Uma expedição científica nas profundezas do Atlântico Sul, ao largo da costa de Fortaleza, desvendou um universo de criaturas até então desconhecidas pela ciência. Mais de duas dezenas de novas espécies marinhas foram identificadas por pesquisadores a bordo do navio Falkor (too), do Schmidt Ocean Institute.
A missão concentrou-se na vasta região mesopelágica, uma imensa extensão de água entre a superfície iluminada e o leito oceânico. Por sua inacessibilidade e dimensão, esse ecossistema é considerado o menos explorado do planeta.
Entre os achados estão águas-vivas, carambolas-do-mar, sifonóforos, criaturas semelhantes a girinos conhecidas como larváceos, um verme-gossamer e um anfípode crustáceo. O veículo operado remotamente SuBastian foi essencial para documentar esses organismos em seu ambiente natural.
Imagens de alta definição, capturadas com sistemas desenvolvidos pelo Monterey Bay Aquarium Research Institute, permitiram descrever a forma e as estruturas internas dos animais sem a necessidade de coleta.
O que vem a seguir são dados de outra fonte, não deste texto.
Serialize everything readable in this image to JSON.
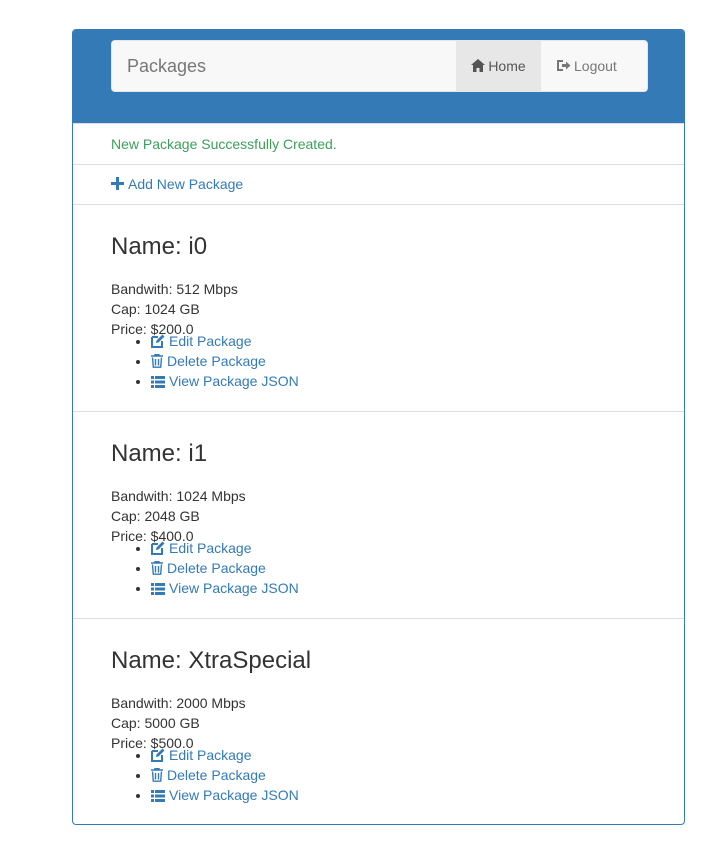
{
  "navbar": {
    "brand": "Packages",
    "home_label": "Home",
    "logout_label": "Logout"
  },
  "alert": {
    "message": "New Package Successfully Created."
  },
  "add_new_label": "Add New Package",
  "packages": [
    {
      "name": "Name: i0",
      "bandwidth": "Bandwith: 512 Mbps",
      "cap": "Cap: 1024 GB",
      "price": "Price: $200.0",
      "actions": [
        "Edit Package",
        "Delete Package",
        "View Package JSON"
      ]
    },
    {
      "name": "Name: i1",
      "bandwidth": "Bandwith: 1024 Mbps",
      "cap": "Cap: 2048 GB",
      "price": "Price: $400.0",
      "actions": [
        "Edit Package",
        "Delete Package",
        "View Package JSON"
      ]
    },
    {
      "name": "Name: XtraSpecial",
      "bandwidth": "Bandwith: 2000 Mbps",
      "cap": "Cap: 5000 GB",
      "price": "Price: $500.0",
      "actions": [
        "Edit Package",
        "Delete Package",
        "View Package JSON"
      ]
    }
  ],
  "icons": {
    "home": "home-icon",
    "logout": "logout-icon",
    "add": "plus-icon",
    "edit": "edit-icon",
    "delete": "trash-icon",
    "view": "list-icon"
  },
  "colors": {
    "primary": "#337ab7",
    "success": "#3c9f5a",
    "navbar_bg": "#f8f8f8",
    "active_bg": "#e7e7e7"
  }
}
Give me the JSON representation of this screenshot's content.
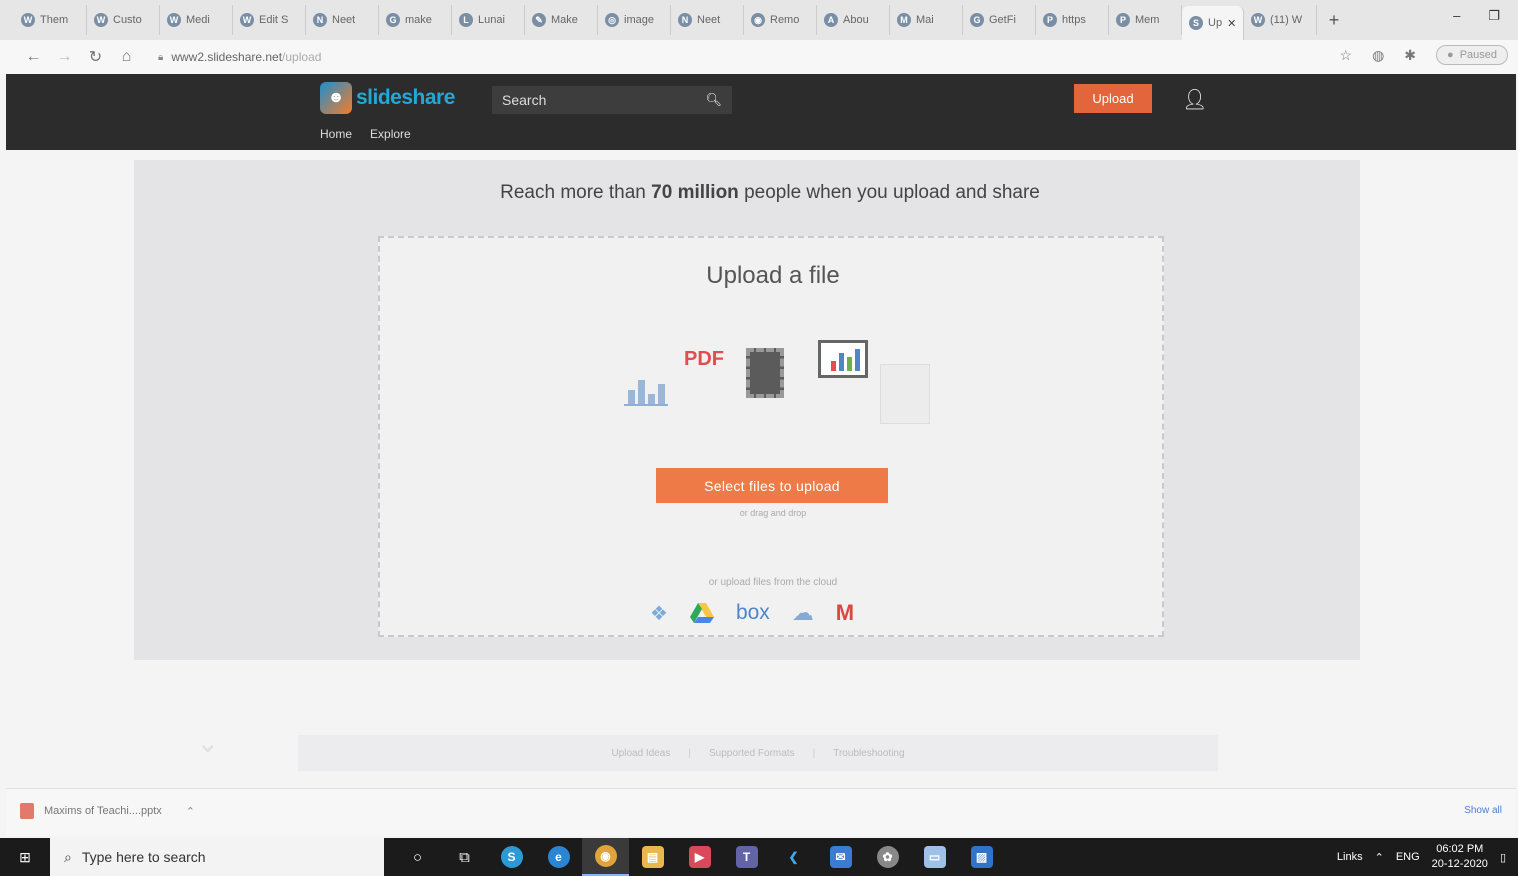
{
  "browser": {
    "tabs": [
      {
        "label": "Them",
        "icon": "wordpress-icon",
        "glyph": "W"
      },
      {
        "label": "Custo",
        "icon": "wordpress-icon",
        "glyph": "W"
      },
      {
        "label": "Medi",
        "icon": "wordpress-icon",
        "glyph": "W"
      },
      {
        "label": "Edit S",
        "icon": "wordpress-icon",
        "glyph": "W"
      },
      {
        "label": "Neet",
        "icon": "note-icon",
        "glyph": "N"
      },
      {
        "label": "make",
        "icon": "google-icon",
        "glyph": "G"
      },
      {
        "label": "Lunai",
        "icon": "image-icon",
        "glyph": "L"
      },
      {
        "label": "Make",
        "icon": "tool-icon",
        "glyph": "✎"
      },
      {
        "label": "image",
        "icon": "globe-icon",
        "glyph": "◎"
      },
      {
        "label": "Neet",
        "icon": "note-icon",
        "glyph": "N"
      },
      {
        "label": "Remo",
        "icon": "eye-icon",
        "glyph": "◉"
      },
      {
        "label": "Abou",
        "icon": "page-icon",
        "glyph": "A"
      },
      {
        "label": "Mai",
        "icon": "mail-icon",
        "glyph": "M"
      },
      {
        "label": "GetFi",
        "icon": "mail-icon",
        "glyph": "G"
      },
      {
        "label": "https",
        "icon": "pinterest-icon",
        "glyph": "P"
      },
      {
        "label": "Mem",
        "icon": "pinterest-icon",
        "glyph": "P"
      },
      {
        "label": "Up",
        "icon": "slideshare-icon",
        "glyph": "S",
        "active": true
      },
      {
        "label": "(11) W",
        "icon": "whatsapp-icon",
        "glyph": "W"
      }
    ],
    "new_tab": "+",
    "window_controls": {
      "minimize": "–",
      "restore": "❐"
    },
    "url_domain": "www2.slideshare.net",
    "url_path": "/upload",
    "profile_status": "Paused"
  },
  "site": {
    "logo_text": "slideshare",
    "search_placeholder": "Search",
    "upload_label": "Upload",
    "nav": [
      "Home",
      "Explore"
    ]
  },
  "main": {
    "tagline_pre": "Reach more than ",
    "tagline_bold": "70 million",
    "tagline_post": " people when you upload and share",
    "upload_title": "Upload a file",
    "pdf_label": "PDF",
    "select_button": "Select files to upload",
    "drag_hint": "or drag and drop",
    "cloud_hint": "or upload files from the cloud",
    "cloud_box": "box",
    "footer_links": [
      "Upload Ideas",
      "Supported Formats",
      "Troubleshooting"
    ]
  },
  "download": {
    "file_name": "Maxims of Teachi....pptx",
    "show_all": "Show all"
  },
  "taskbar": {
    "search_placeholder": "Type here to search",
    "tray_links": "Links",
    "lang": "ENG",
    "time": "06:02 PM",
    "date": "20-12-2020"
  }
}
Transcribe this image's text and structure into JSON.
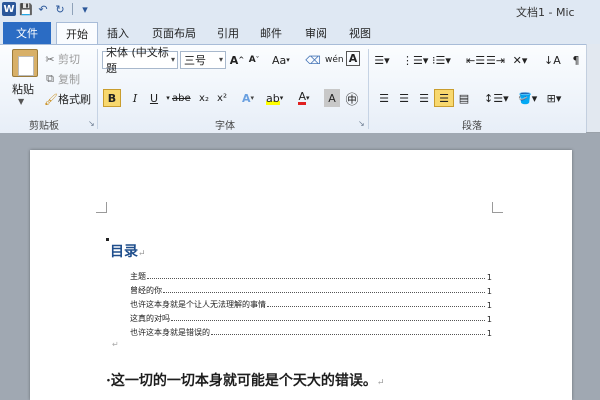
{
  "window": {
    "title": "文档1 - Mic"
  },
  "quick_access": {
    "app_icon": "W",
    "icons": [
      "save-icon",
      "undo-icon",
      "redo-icon",
      "customize-icon"
    ]
  },
  "tabs": {
    "file": "文件",
    "items": [
      "开始",
      "插入",
      "页面布局",
      "引用",
      "邮件",
      "审阅",
      "视图"
    ],
    "active": "开始"
  },
  "clipboard": {
    "paste": "粘贴",
    "cut": "剪切",
    "copy": "复制",
    "format_painter": "格式刷",
    "group_label": "剪贴板"
  },
  "font": {
    "name": "宋体 (中文标题",
    "size": "三号",
    "group_label": "字体",
    "grow": "A",
    "shrink": "A",
    "case": "Aa",
    "pinyin": "wén",
    "border_char": "A",
    "circle_char": "字",
    "bold": "B",
    "italic": "I",
    "underline": "U",
    "strike": "abe",
    "sub": "x₂",
    "sup": "x²",
    "effects": "A",
    "highlight": "ab",
    "color": "A",
    "shade": "A",
    "enclose": "㊥"
  },
  "paragraph": {
    "group_label": "段落"
  },
  "colors": {
    "accent": "#2b6cc4",
    "heading": "#1f4e8c",
    "font_color": "#e02020",
    "active_fill": "#f8d86e"
  },
  "document": {
    "toc_title": "目录",
    "toc_entries": [
      {
        "text": "主题",
        "page": "1"
      },
      {
        "text": "曾经的你",
        "page": "1"
      },
      {
        "text": "也许这本身就是个让人无法理解的事情",
        "page": "1"
      },
      {
        "text": "这真的对吗",
        "page": "1"
      },
      {
        "text": "也许这本身就是错误的",
        "page": "1"
      }
    ],
    "body_text": "这一切的一切本身就可能是个天大的错误。"
  }
}
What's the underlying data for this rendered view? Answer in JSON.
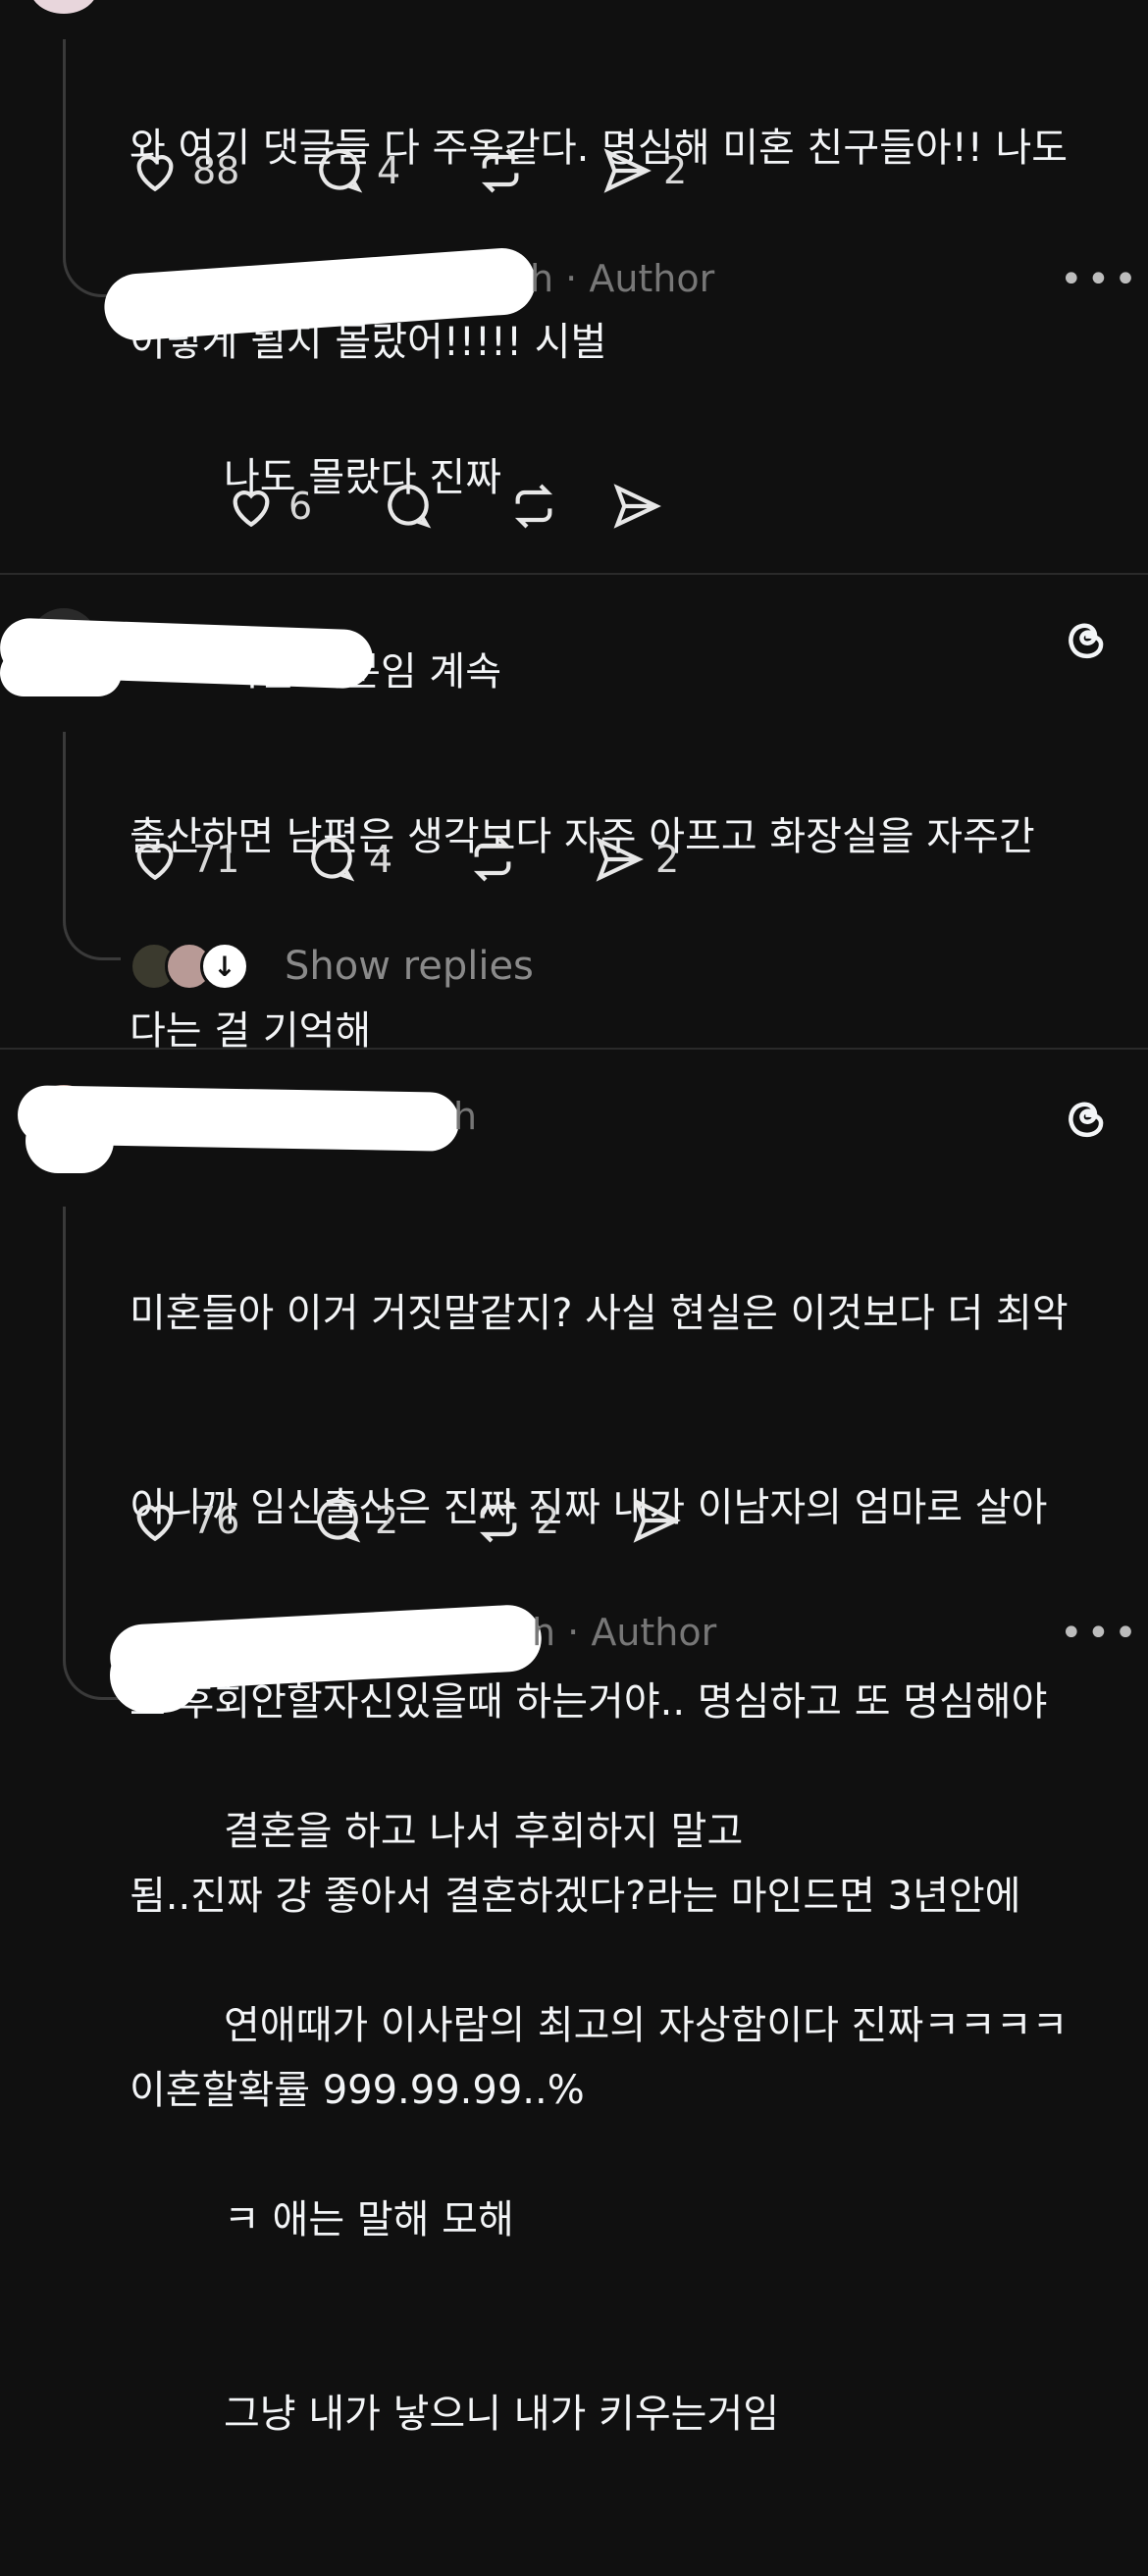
{
  "posts": [
    {
      "lines": [
        "와 여기 댓글들 다 주옥같다. 명심해 미혼 친구들아!! 나도",
        "이렇게 될지 몰랐어!!!!! 시벌"
      ],
      "likes": "88",
      "comments": "4",
      "reposts": "",
      "shares": "2",
      "reply": {
        "meta": "h · Author",
        "lines": [
          "나도 몰랐다 진짜",
          "속은 기분임 계속"
        ],
        "likes": "6"
      }
    },
    {
      "lines": [
        "출산하면 남편은 생각보다 자주 아프고 화장실을 자주간",
        "다는 걸 기억해"
      ],
      "likes": "71",
      "comments": "4",
      "reposts": "",
      "shares": "2",
      "show_replies": "Show replies"
    },
    {
      "meta": "h",
      "lines": [
        "미혼들아 이거 거짓말같지? 사실 현실은 이것보다 더 최악",
        "이니까 임신출산은 진짜 진짜 내가 이남자의 엄마로 살아",
        "도 후회안할자신있을때 하는거야.. 명심하고 또 명심해야",
        "됨..진짜 걍 좋아서 결혼하겠다?라는 마인드면 3년안에",
        "이혼할확률 999.99.99..%"
      ],
      "likes": "76",
      "comments": "2",
      "reposts": "2",
      "shares": "",
      "reply": {
        "meta": "h · Author",
        "lines": [
          "결혼을 하고 나서 후회하지 말고",
          "연애때가 이사람의 최고의 자상함이다 진짜ㅋㅋㅋㅋ",
          "ㅋ 애는 말해 모해",
          "그냥 내가 낳으니 내가 키우는거임"
        ]
      }
    }
  ],
  "icons": {
    "like": "heart-icon",
    "comment": "comment-icon",
    "repost": "repost-icon",
    "share": "share-icon",
    "more": "more-icon",
    "threads": "threads-logo-icon"
  },
  "colors": {
    "background": "#101010",
    "text": "#f3f5f7",
    "muted": "#777777"
  }
}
Paralelamente, análises genéticas sequenciaram seus genomas, agilizando a identificação taxonômica.
O momento mais marcante, no entanto, foi o encontro com um polvo da espécie Haliphron atlanticus, raríssimo de ser observado vivo. A câmera do ROV registrou uma fêmea imponente, com manto de 40 a 50 centímetros, devorando uma água-viva vermelha a 779 metros de profundidade.
Fêmeas adultas podem atingir impressionantes 4 metros de comprimento e pesar até 75 quilos, enquanto os machos mal ultrapassam os 30 centímetros. A maior parte do conhecimento sobre a espécie provém de exemplares capturados acidentalmente em redes de arrasto, o que torna o flagrante ainda mais extraordinário.
Além do polvo, os pesquisadores avistaram uma jovem lula-de-vidro na mesma expedição. O animal, com sua transparência fantasmagórica, revelou detalhes internos que encantam os biólogos marinhos.
A cientista-chefe Karen Osborn, do Museu Nacional de História Natural do Smithsonian, definiu o habitat como ‘o maior da Terra, repleto de animais incríveis que apenas começamos a compreender’. Ela frisou que a fantástica variedade de soluções evolutivas desses seres a motiva a persistir nas perguntas sobre o oceano.
Conforme relatou o Discover Wildlife, a combinação de veículos não tripulados e análise genética está revolucionando o estudo da zona mesopelágica. A tecnologia permite que cientistas explorem regiões antes totalmente inacessíveis, desvendando uma biodiversidade que permanecia oculta na escuridão perpétua.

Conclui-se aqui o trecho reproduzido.